The Spanish soldier and explorer Pánfilo de Narváez (1478?-1528) participated in the conquests of Jamaica and Cuba and led an ill-fated expedition to colonize Florida.
Pánfilo de Narváez was born in Valladolid. Seeking his fortune as a soldier, he migrated to the island of Hispaniola (modern Dominican Republic and Haiti). In 1509 he accompanied Juan de Esquirel in the conquest of Jamaica. Two years later, as a commander of 30 crossbowmen, he joined Diego de Velázquez in the conquest of Cuba.
The tall, red-bearded Narváez, with a resonant voice "as if it came from a cave," emerged from the conquest with a reputation of being "brave against Indians." But as a commander of expeditions, he was both blundering and unlucky. His misfortunes began when Governor Velázquez appointed him in 1520 to lead an expedition to Mexico, where he was to arrest Hernán Cortés and replace him as commander in the conquest of Mexico. Cortés outwitted Narváez, won over most of his men, and defeated the few who resisted. Narváez, who lost an eye during the skirmish, was imprisoned by Cortés for 2 years.
Narváez returned to Spain, where he secured a royal grant to conquer and settle Florida. When the company reached Hispaniola in 1527, nearly a fourth of the men deserted. With his reduced forces he landed in the vicinity of Tampa Bay on Good Friday in April 1528. The Indians told him of a land to the north, called Appalachen, which was teeming with gold.
Narváez's decision to separate his forces from the sustaining ships sealed the doom of the expedition. After a year of futile effort to make contact with the land forces, the ships sailed to Mexico. Meanwhile, the land forces, consisting of 300 men, struck out into the interior and northward until they reached Appalachen, near the present site of Tallahassee. "Golden" Appalachen turned out to be a town of clay huts, and Narváez decided to return to Cuba. Upon reaching the coast, they built their own vessels. Iron from their stirrups and crossbows was fashioned into nails; pitch pine was used for caulking; shirts became sails; and the frames of the boats were covered with horsehide.
On Sept. 22, 1528, the 240 survivors embarked in five overloaded and unseaworthy boats. As they passed the mouth of the Mississippi River, a storm and strong currents separated the boats. By November 6 only the boat commanded by Narváez remained afloat. While the boat was anchored along the Texas coast at night, a strong north wind swept Narváez and two others, who had remained aboard, out to sea. They were never heard from again.
Of the original company, only four survived. Led by Álvar Núñez Cabeza de Vaca, they began their epic 8-year journey across the southwestern United States, southward into Mexico, reaching Mexico City in 1536.

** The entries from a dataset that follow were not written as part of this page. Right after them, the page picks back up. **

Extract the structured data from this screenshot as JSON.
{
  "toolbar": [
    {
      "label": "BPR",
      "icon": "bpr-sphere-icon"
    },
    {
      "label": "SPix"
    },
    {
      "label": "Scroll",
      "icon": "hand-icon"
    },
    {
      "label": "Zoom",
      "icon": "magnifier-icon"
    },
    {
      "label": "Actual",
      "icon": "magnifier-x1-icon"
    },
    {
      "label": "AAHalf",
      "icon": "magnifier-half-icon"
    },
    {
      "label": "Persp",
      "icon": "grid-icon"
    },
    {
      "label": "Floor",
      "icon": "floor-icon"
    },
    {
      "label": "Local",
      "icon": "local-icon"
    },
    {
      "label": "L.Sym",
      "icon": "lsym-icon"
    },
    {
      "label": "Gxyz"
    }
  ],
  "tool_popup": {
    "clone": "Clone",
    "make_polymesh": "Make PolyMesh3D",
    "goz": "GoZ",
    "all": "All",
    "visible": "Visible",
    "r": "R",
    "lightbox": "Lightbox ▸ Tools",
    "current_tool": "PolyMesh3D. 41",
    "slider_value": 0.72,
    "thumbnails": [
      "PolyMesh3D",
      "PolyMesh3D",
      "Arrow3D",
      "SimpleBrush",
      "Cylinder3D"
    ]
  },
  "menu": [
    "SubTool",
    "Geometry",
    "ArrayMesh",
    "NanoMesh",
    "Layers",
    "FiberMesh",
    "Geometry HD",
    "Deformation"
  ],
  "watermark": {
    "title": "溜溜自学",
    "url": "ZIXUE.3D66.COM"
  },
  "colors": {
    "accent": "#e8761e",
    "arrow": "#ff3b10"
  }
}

Further Reading on Pánfilo de Narváez
The most detailed and reliable account of Narváez's career is in Woodbury Lowery, The Spanish Settlements within the Present Limits of the United States, 1513-1561 (1901). Other useful works which refer to his career are William H. Prescott's classic History of the Conquest of Mexico (1873; rev. ed. 1879); Bernal Diaz del Castillo, The True Story of the Conquest of New Spain (trans. 1916); Herbert E. Bolton, The Spanish Borderlands: A Chronicle of Old Florida and the Southwest (1921); and Cleve Hallenbeck, Alvar Núñez Cabeza de Vaca: The Journey and Route of the First European to Cross the Continent of North America (1940).